Noting that verbal Concordances to the whole Bible were produced ‘after a long process of trial and error’ by the Paris Dominicans, Beryl Smalley points out that these were preceded by ‘distinctiones’, lists of Biblical words, which Antony may have used. We have already noticed this possibility at the end of Chapter Three. She speculates that Antony may have devised such a list for his own use, but admits that probably his prodigious memory made this unnecessary. Whatever the case may be, it seems clear that ‘concordance’ as Antony conceives it means far more than verbal agreement; and the coincidence of terminology may be no more than that- coincidence.

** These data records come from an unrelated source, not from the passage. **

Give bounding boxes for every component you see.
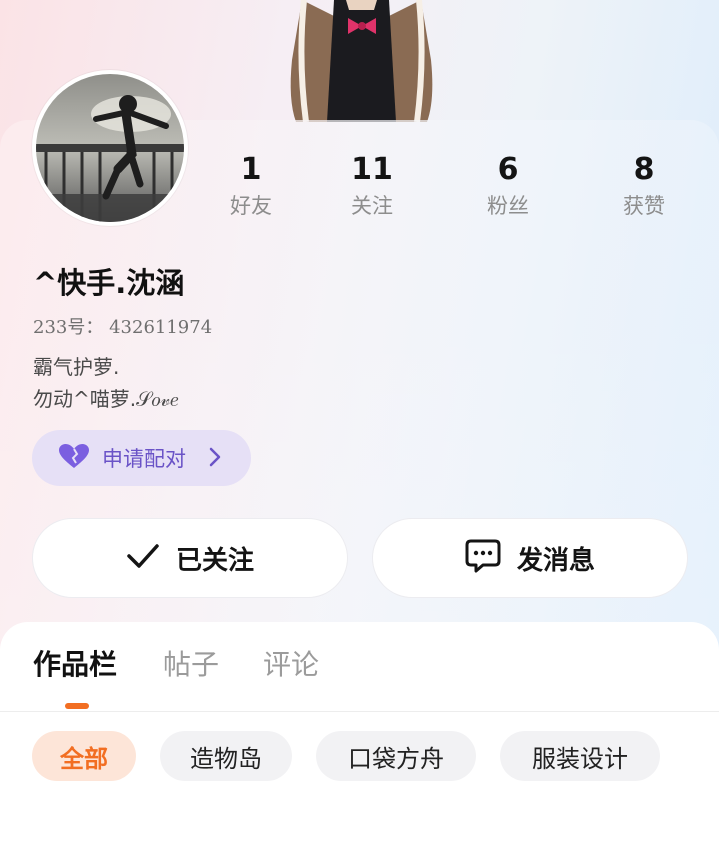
active-tab-indicator	[65, 703, 89, 709]
stat-likes[interactable]: 8 获赞	[594, 152, 694, 222]
bio-line: 霸气护萝.	[33, 355, 120, 379]
tab-comments[interactable]: 评论	[263, 645, 319, 685]
stat-label: 获赞	[623, 194, 665, 218]
stat-value: 6	[497, 152, 519, 187]
stat-label: 关注	[351, 194, 393, 218]
stat-value: 11	[351, 152, 393, 187]
avatar[interactable]	[32, 70, 188, 226]
user-id[interactable]: 233号： 432611974	[33, 313, 212, 339]
tab-works[interactable]: 作品栏	[33, 645, 117, 685]
stat-value: 8	[633, 152, 655, 187]
bio-line: 勿动^喵萝.𝒮𝑜𝓋𝑒	[33, 387, 179, 411]
divider	[0, 711, 719, 712]
filter-chip-fashion-design[interactable]: 服装设计	[500, 731, 660, 781]
chat-bubble-icon	[465, 539, 501, 577]
user-id-label: 233号：	[33, 317, 104, 338]
heart-icon	[58, 443, 90, 473]
filter-chip-pocket-ark[interactable]: 口袋方舟	[316, 731, 476, 781]
stat-value: 1	[240, 152, 262, 187]
stat-label: 粉丝	[487, 194, 529, 218]
stat-label: 好友	[230, 194, 272, 218]
following-label: 已关注	[175, 545, 254, 576]
username: ^快手.沈涵	[33, 266, 185, 300]
stat-following[interactable]: 11 关注	[322, 152, 422, 222]
check-icon	[126, 543, 160, 573]
chevron-right-icon	[209, 447, 221, 471]
stat-followers[interactable]: 6 粉丝	[458, 152, 558, 222]
send-message-button[interactable]: 发消息	[372, 518, 688, 598]
request-match-label: 申请配对	[102, 447, 186, 471]
filter-chip-all[interactable]: 全部	[32, 731, 136, 781]
stat-friends[interactable]: 1 好友	[201, 152, 301, 222]
character-figure	[284, 0, 439, 122]
user-id-value: 432611974	[109, 317, 213, 338]
request-match-button[interactable]: 申请配对	[32, 430, 251, 486]
following-button[interactable]: 已关注	[32, 518, 348, 598]
filter-chip-creation-island[interactable]: 造物岛	[160, 731, 292, 781]
bio: 霸气护萝. 勿动^喵萝.𝒮𝑜𝓋𝑒	[33, 351, 178, 415]
tab-posts[interactable]: 帖子	[163, 645, 219, 685]
send-message-label: 发消息	[516, 545, 595, 576]
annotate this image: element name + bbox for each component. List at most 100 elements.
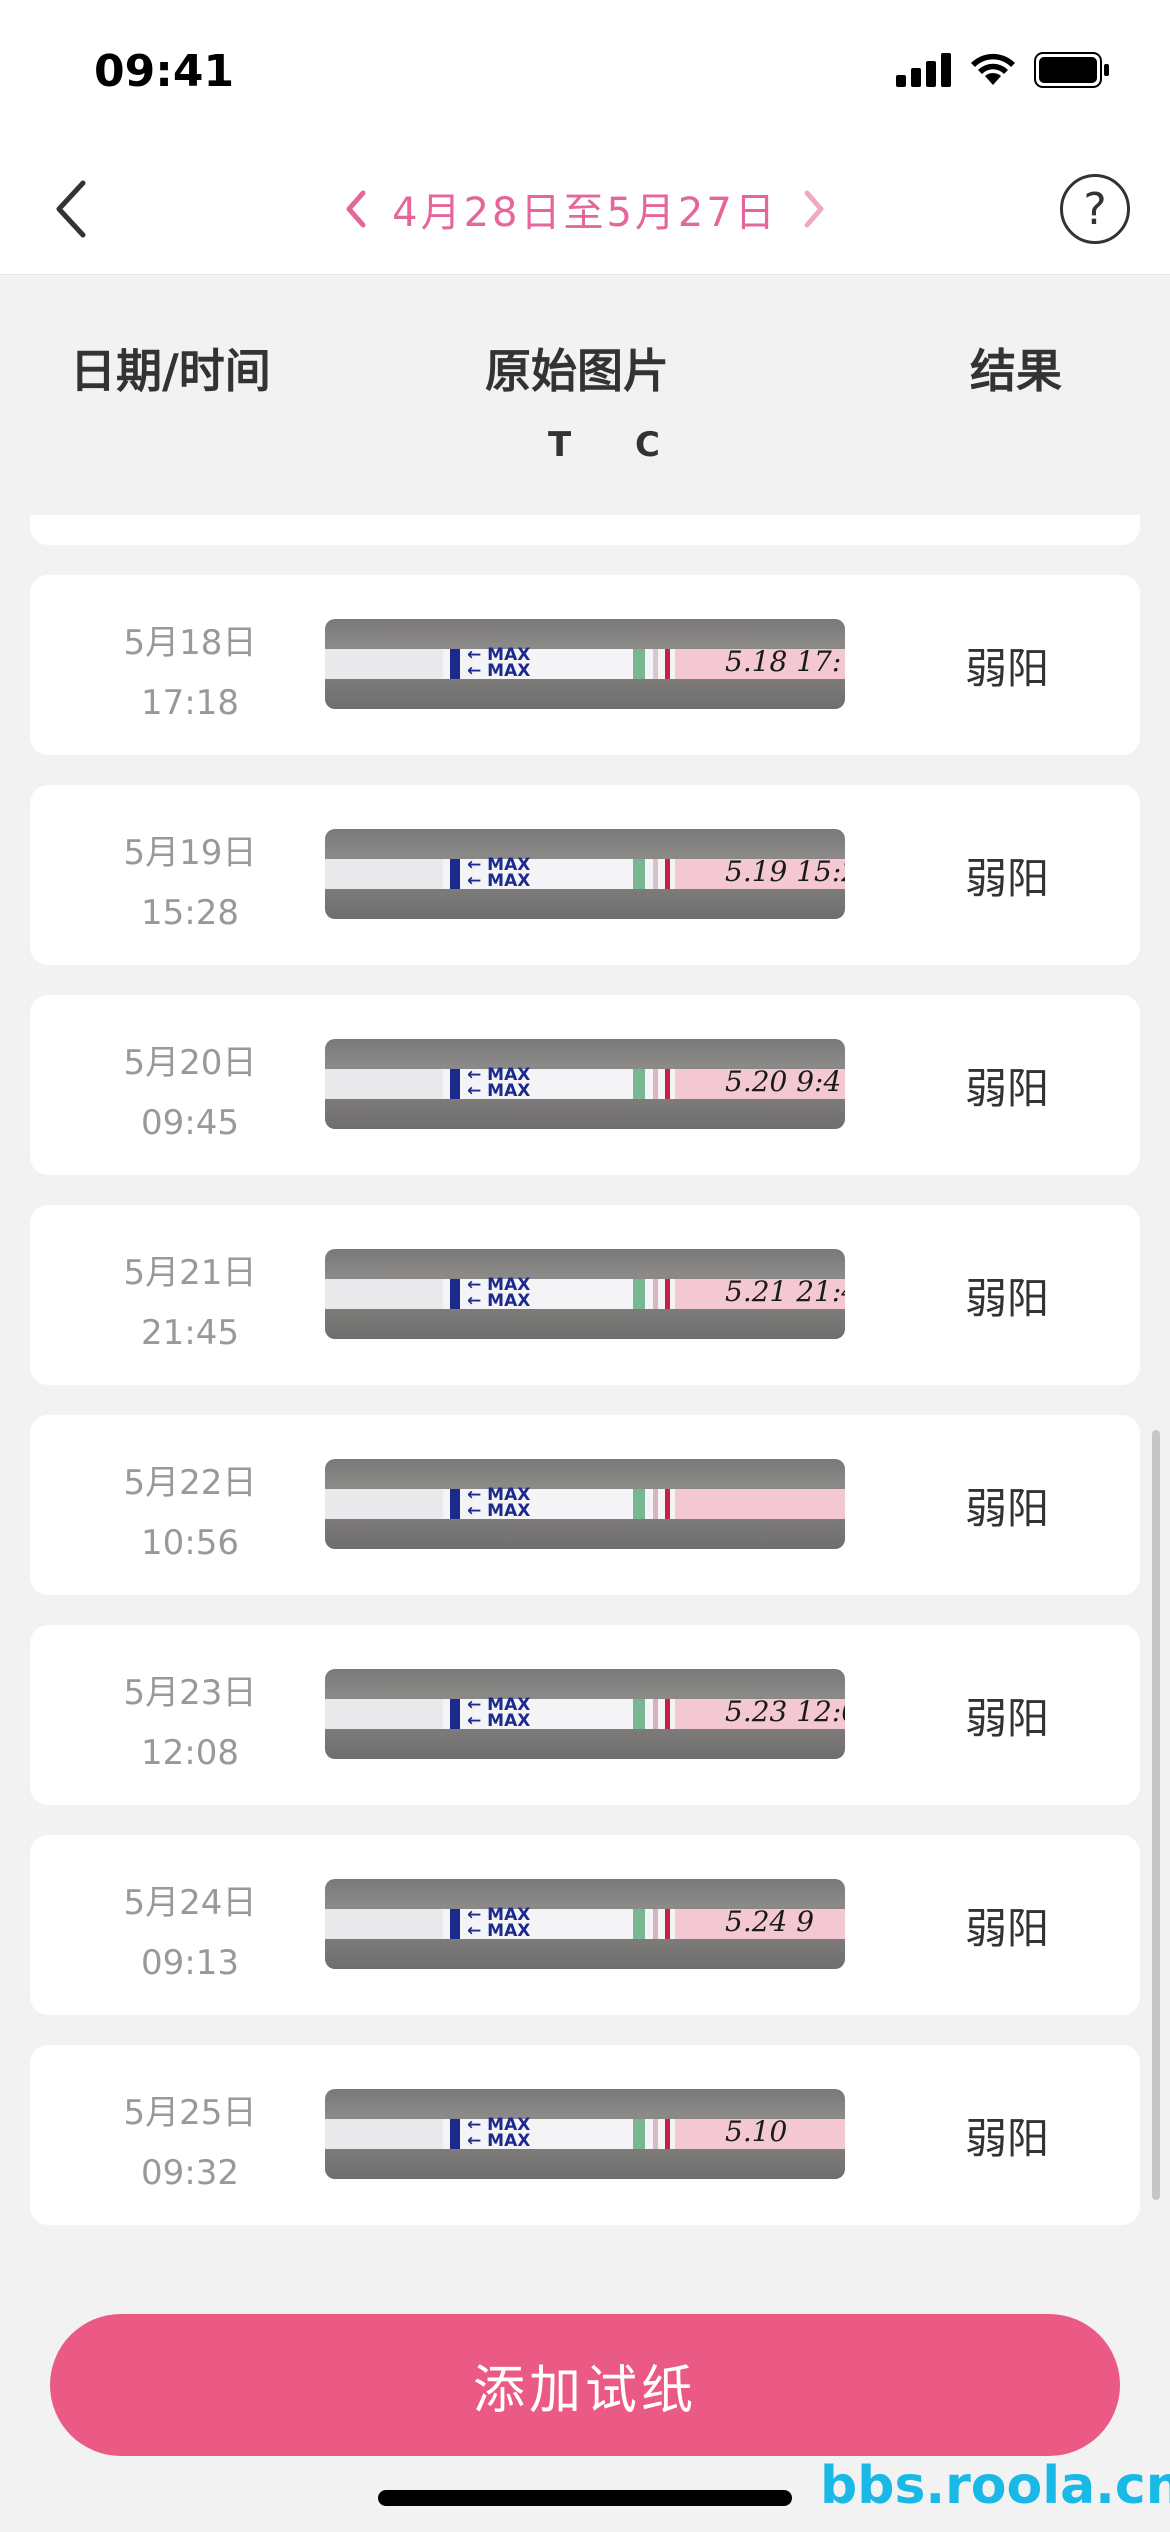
strip-logo (633, 859, 645, 889)
strip-handle (325, 1699, 443, 1729)
handwritten-note: 5.20 9:4 (725, 1065, 842, 1098)
record-result: 弱阳 (965, 1903, 1050, 1953)
record-result: 弱阳 (965, 1273, 1050, 1323)
handwritten-note: 5.24 9 (725, 1905, 815, 1938)
c-line (665, 1069, 670, 1099)
handwritten-note: 5.21 21:45 (725, 1275, 845, 1308)
c-line (665, 859, 670, 889)
record-datetime: 5月21日 21:45 (90, 1243, 290, 1363)
prev-range-button[interactable] (336, 184, 376, 234)
record-time: 09:32 (141, 2153, 239, 2193)
record-card[interactable]: 5月20日 09:45 ← MAX ← MAX 5.20 9:4 弱阳 (30, 995, 1140, 1175)
c-line (665, 1699, 670, 1729)
record-card[interactable]: 5月16日21:40← MAX← MAX5.16 21:弱阳 (30, 515, 1140, 545)
home-indicator (378, 2490, 792, 2506)
record-list[interactable]: 5月16日21:40← MAX← MAX5.16 21:弱阳 5月18日 17:18… (0, 515, 1170, 2315)
column-photo: 原始图片 (485, 344, 669, 398)
add-test-strip-button[interactable]: 添加试纸 (50, 2314, 1120, 2456)
scrollbar[interactable] (1152, 1430, 1160, 2200)
strip-handle (325, 1069, 443, 1099)
c-line (665, 2119, 670, 2149)
next-range-button[interactable] (794, 184, 834, 234)
help-icon: ? (1083, 183, 1107, 235)
record-date: 5月24日 (123, 1883, 257, 1923)
t-line (653, 2119, 658, 2149)
record-date: 5月25日 (123, 2093, 257, 2133)
record-datetime: 5月23日 12:08 (90, 1663, 290, 1783)
help-button[interactable]: ? (1060, 174, 1130, 244)
t-line (653, 1909, 658, 1939)
record-time: 09:13 (141, 1943, 239, 1983)
record-datetime: 5月20日 09:45 (90, 1033, 290, 1153)
record-time: 15:28 (141, 893, 239, 933)
record-result: 弱阳 (965, 1483, 1050, 1533)
t-line (653, 859, 658, 889)
strip-handle (325, 1909, 443, 1939)
record-card[interactable]: 5月18日 17:18 ← MAX ← MAX 5.18 17: 弱阳 (30, 575, 1140, 755)
strip-max-label: ← MAX ← MAX (467, 1905, 531, 1941)
record-time: 21:45 (141, 1313, 239, 1353)
status-bar: 09:41 (0, 0, 1170, 150)
strip-handle (325, 1279, 443, 1309)
strip-max-label: ← MAX ← MAX (467, 1065, 531, 1101)
test-strip-photo[interactable]: ← MAX← MAX 5.23 12:08 (325, 1669, 845, 1759)
record-date: 5月20日 (123, 1043, 257, 1083)
test-strip-photo[interactable]: ← MAX ← MAX 5.20 9:4 (325, 1039, 845, 1129)
strip-handle (325, 2119, 443, 2149)
test-strip-photo[interactable]: ← MAX ← MAX 5.18 17: (325, 619, 845, 709)
handwritten-note: 5.10 (725, 2115, 788, 2148)
record-card[interactable]: 5月19日 15:28 ← MAX← MAX 5.19 15:28 弱阳 (30, 785, 1140, 965)
record-time: 09:45 (141, 1103, 239, 1143)
record-card[interactable]: 5月21日 21:45 ← MAX← MAX 5.21 21:45 弱阳 (30, 1205, 1140, 1385)
strip-absorbent-pad (675, 1489, 845, 1519)
record-datetime: 5月22日 10:56 (90, 1453, 290, 1573)
strip-handle (325, 859, 443, 889)
test-strip-photo[interactable]: ← MAX ← MAX 5.10 (325, 2089, 845, 2179)
chevron-left-icon (346, 190, 366, 228)
record-card[interactable]: 5月23日 12:08 ← MAX← MAX 5.23 12:08 弱阳 (30, 1625, 1140, 1805)
record-result: 弱阳 (965, 515, 1049, 545)
strip-max-marker (450, 2119, 460, 2149)
battery-icon (1034, 52, 1109, 88)
strip-max-marker (450, 859, 460, 889)
c-line (665, 1489, 670, 1519)
nav-bar: 4月28日至5月27日 ? (0, 150, 1170, 275)
t-line (653, 1699, 658, 1729)
test-strip-photo[interactable]: ← MAX ← MAX (325, 1459, 845, 1549)
strip-max-marker (450, 1069, 460, 1099)
test-strip-photo[interactable]: ← MAX← MAX 5.21 21:45 (325, 1249, 845, 1339)
column-date-time: 日期/时间 (70, 344, 271, 398)
date-range-label: 4月28日至5月27日 (392, 190, 778, 236)
test-strip-photo[interactable]: ← MAX← MAX 5.19 15:28 (325, 829, 845, 919)
record-date: 5月21日 (123, 1253, 257, 1293)
wifi-icon (971, 53, 1015, 85)
status-icons (896, 52, 1110, 88)
c-line (665, 649, 670, 679)
status-time: 09:41 (94, 46, 235, 97)
record-date: 5月22日 (123, 1463, 257, 1503)
strip-logo (633, 1069, 645, 1099)
strip-max-label: ← MAX ← MAX (467, 1275, 531, 1311)
c-line (665, 1279, 670, 1309)
signal-icon (896, 53, 951, 87)
t-line (653, 1069, 658, 1099)
column-header: 日期/时间 原始图片 结果 T C (0, 275, 1170, 515)
test-strip-photo[interactable]: ← MAX ← MAX 5.24 9 (325, 1879, 845, 1969)
record-date: 5月19日 (123, 833, 257, 873)
watermark: bbs.roola.cn (820, 2456, 1170, 2516)
record-datetime: 5月19日 15:28 (90, 823, 290, 943)
t-line (653, 1279, 658, 1309)
record-time: 12:08 (141, 1733, 239, 1773)
strip-max-marker (450, 649, 460, 679)
record-card[interactable]: 5月24日 09:13 ← MAX ← MAX 5.24 9 弱阳 (30, 1835, 1140, 2015)
record-card[interactable]: 5月22日 10:56 ← MAX ← MAX 弱阳 (30, 1415, 1140, 1595)
column-result: 结果 (970, 344, 1062, 398)
handwritten-note: 5.19 15:28 (725, 855, 845, 888)
chevron-right-icon (804, 190, 824, 228)
record-result: 弱阳 (965, 1063, 1050, 1113)
strip-max-label: ← MAX ← MAX (467, 1695, 531, 1731)
strip-logo (633, 1909, 645, 1939)
strip-max-marker (450, 1909, 460, 1939)
record-card[interactable]: 5月25日 09:32 ← MAX ← MAX 5.10 弱阳 (30, 2045, 1140, 2225)
strip-max-label: ← MAX ← MAX (467, 1485, 531, 1521)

On the other hand, it may even be that the later use of the word ‘concordance’, in the sense of a Biblical index, came indirectly from Antony’s own use of the term.
While there has been increasing interest in Antony in recent years, scholarship has tended to concern itself with the content of Antony’s teaching (his treatment of penitence, for example, or of the blessed Virgin) rather than on his method. This is a pity in one way, since it is in his methodology that he shows originality, whereas in content he tends mainly to re-state established positions.